I also like Arthurian stories so was amused by the knights in shining armour theme to the quests. So, annoying but inoffensive time waster that would keep my interest for as long as it took me to figure out how jousting worked, and provide another new way to cover my repair bills.

Three things changed my mind today:  the quest to kill the boneguard commander (among other things), the quest to kill chillwind the frost drake, and the quest to kiss a boatload of frogs until one turns into a princess.

Yes, one of these things is not like the others, but they are all fairly irritating quests, if you do them solo. Which most people do.

Today, there were a few people doing each quest when I showed up. Some from different factions – and we all helped each other. There was no reason for it. I saw an alliance paladin killing gargoyles so that I could make a clean pull of the commander. I helped a warlock make his kill by shield breaking the opponent he was fighting. And so on. We weren’t grouped (although in some cases we could have done), but we were behaving cooperatively, not competitively.

People queued politely for chillwind and helped each other with the kills, A friendly orc whispered his frog-kissing macro to me while we pursued our amphibian dating strategies down at the duckpond.

And it make me think of the public questing from Warhammer.

I don’t really believe that Blizzard deliberately put in so many new quests that could be tackled cooperatively, I just don’t feel that they have that level of finesse. There have also been dailies before that you could help others with even when you weren’t grouped. Also, my server (being a RP-PVE one) has always tended to veer towards the cooperative rather than competitive side.

But today, quests that I used to find annoying actually made me smile. The sense of cooperating with people with whom you can’t even communicate does more to make the game feel like a massively multiplayer community than any number of solo or 5 man quests ever could.   I would love to see more genuinely cooperative content, where you gain far more from cooperating than you ever could from competing.

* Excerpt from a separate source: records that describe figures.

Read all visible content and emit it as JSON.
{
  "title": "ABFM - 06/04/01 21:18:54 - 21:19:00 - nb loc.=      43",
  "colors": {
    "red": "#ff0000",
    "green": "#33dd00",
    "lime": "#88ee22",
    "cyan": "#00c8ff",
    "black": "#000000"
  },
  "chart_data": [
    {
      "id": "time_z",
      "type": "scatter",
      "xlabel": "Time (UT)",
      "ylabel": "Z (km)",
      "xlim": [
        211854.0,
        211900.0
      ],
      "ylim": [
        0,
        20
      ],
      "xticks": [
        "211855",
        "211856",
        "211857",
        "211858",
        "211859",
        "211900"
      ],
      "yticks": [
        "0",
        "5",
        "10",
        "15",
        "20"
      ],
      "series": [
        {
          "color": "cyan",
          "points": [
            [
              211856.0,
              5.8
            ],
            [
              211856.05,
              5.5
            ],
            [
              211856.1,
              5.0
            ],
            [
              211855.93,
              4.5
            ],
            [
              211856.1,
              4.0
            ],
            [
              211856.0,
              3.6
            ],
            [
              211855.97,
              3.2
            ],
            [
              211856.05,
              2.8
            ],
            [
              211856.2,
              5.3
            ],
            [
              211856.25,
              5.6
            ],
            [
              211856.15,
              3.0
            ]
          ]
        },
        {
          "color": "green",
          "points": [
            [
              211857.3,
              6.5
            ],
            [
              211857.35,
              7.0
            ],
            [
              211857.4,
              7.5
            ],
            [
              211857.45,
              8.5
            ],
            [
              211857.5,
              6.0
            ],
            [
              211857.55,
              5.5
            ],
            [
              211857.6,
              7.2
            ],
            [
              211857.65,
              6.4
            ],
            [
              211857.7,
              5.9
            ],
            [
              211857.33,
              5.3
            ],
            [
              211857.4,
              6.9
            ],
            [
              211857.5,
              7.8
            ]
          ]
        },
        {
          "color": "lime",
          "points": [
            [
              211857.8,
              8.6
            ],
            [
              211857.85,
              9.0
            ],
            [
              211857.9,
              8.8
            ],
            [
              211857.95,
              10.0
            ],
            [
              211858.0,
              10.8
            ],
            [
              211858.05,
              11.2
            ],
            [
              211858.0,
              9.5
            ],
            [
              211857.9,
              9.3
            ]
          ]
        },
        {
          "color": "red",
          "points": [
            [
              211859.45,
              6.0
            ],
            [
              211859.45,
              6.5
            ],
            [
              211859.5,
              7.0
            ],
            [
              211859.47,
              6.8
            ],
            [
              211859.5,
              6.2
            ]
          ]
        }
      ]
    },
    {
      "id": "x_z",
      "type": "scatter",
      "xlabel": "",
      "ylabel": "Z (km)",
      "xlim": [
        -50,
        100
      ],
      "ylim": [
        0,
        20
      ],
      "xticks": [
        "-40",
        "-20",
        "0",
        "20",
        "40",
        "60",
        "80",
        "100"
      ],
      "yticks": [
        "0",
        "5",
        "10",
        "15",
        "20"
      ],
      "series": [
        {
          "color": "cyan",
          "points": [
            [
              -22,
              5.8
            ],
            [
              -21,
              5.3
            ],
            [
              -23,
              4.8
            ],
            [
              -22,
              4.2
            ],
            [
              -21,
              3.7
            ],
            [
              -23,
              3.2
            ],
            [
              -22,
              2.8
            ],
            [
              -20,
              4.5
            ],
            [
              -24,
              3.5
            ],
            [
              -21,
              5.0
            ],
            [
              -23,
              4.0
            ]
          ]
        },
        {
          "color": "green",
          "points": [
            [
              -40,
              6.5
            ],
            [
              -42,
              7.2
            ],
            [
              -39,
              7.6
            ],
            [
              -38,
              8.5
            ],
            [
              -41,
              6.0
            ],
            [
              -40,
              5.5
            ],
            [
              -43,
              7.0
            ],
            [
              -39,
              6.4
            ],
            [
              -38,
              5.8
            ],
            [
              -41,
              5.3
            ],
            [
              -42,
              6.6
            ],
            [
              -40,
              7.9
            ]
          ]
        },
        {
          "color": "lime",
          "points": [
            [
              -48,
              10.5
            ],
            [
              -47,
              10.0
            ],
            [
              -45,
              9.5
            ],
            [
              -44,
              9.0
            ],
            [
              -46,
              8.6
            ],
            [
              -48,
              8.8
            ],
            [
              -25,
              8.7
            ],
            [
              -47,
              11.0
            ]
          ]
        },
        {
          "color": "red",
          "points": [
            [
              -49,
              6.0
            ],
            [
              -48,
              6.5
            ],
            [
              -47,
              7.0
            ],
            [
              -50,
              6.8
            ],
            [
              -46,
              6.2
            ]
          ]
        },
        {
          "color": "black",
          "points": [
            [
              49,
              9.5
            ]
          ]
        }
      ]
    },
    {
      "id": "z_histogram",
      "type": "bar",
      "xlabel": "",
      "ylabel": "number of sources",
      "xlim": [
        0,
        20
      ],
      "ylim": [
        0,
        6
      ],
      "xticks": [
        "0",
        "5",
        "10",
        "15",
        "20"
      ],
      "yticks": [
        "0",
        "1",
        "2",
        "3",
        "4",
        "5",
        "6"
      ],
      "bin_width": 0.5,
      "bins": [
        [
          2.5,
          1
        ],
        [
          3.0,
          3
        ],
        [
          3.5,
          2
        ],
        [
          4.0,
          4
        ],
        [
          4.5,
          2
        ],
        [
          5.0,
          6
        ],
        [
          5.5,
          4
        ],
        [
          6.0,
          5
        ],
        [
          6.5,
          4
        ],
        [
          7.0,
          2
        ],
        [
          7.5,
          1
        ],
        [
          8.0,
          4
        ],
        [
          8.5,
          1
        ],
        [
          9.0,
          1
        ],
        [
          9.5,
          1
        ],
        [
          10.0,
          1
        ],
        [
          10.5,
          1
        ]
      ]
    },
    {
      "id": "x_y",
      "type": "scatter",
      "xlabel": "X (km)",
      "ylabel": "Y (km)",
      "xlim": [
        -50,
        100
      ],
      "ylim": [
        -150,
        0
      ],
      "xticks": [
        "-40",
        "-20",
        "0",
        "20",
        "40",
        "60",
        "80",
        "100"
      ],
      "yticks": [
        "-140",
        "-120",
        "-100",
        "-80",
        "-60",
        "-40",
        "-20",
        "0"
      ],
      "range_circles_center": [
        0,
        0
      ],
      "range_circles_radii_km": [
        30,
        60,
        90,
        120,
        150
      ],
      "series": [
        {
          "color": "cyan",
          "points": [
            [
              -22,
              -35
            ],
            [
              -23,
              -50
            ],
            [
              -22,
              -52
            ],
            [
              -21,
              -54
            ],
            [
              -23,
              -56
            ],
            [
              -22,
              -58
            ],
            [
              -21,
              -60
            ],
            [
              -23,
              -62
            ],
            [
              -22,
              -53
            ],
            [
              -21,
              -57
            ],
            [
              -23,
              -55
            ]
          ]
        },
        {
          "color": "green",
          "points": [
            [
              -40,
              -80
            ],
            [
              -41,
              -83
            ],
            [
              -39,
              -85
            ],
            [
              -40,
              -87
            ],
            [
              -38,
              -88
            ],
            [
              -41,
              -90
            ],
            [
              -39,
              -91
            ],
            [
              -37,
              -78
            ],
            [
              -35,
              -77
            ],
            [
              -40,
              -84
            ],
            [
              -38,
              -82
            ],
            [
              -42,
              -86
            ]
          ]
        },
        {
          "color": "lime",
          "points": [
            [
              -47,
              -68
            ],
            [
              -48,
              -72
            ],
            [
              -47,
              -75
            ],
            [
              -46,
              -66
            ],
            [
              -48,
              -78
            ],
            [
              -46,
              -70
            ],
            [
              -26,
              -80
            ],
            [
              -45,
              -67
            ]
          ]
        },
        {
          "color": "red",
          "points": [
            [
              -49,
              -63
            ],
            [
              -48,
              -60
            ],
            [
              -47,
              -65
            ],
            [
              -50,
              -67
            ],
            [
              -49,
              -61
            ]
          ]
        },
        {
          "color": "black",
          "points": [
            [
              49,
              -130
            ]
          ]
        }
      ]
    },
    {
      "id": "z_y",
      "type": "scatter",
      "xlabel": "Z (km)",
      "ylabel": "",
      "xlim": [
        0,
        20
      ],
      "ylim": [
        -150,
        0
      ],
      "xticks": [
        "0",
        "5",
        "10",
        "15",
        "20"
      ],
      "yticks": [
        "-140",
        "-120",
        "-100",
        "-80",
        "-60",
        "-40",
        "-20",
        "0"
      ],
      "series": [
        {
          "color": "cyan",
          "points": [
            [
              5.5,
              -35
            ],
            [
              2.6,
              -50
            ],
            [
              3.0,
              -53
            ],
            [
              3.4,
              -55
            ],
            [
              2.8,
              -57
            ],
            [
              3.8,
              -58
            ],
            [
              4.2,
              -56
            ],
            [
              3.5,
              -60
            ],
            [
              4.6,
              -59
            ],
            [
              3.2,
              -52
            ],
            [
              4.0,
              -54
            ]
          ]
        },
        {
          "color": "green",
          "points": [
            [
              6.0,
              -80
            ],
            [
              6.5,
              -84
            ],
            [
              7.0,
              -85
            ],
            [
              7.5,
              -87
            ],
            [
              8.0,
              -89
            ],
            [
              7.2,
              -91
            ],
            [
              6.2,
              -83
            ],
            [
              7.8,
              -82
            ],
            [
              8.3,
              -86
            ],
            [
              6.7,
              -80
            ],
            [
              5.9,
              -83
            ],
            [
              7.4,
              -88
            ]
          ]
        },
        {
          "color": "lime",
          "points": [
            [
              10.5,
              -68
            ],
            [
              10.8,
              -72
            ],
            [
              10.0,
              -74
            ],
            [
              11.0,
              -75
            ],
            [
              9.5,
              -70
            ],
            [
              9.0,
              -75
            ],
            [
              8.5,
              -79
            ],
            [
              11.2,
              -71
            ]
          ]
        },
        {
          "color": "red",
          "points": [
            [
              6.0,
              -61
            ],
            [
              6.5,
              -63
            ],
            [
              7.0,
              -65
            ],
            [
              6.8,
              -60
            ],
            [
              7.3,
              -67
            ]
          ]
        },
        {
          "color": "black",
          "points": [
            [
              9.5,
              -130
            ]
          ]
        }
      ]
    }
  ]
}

Instances and raids were always intended to be cooperative, and in a sense they are. But we compete for raid spots, we struggle to put groups together for instances (unless you are lucky enough to have a fixed group), and so on. It’s not the same as rolling up to a quest location, finding other people there, and being pleased to see them even if you have never met them before.

I wonder if this could be the beginning of a beautiful friendship.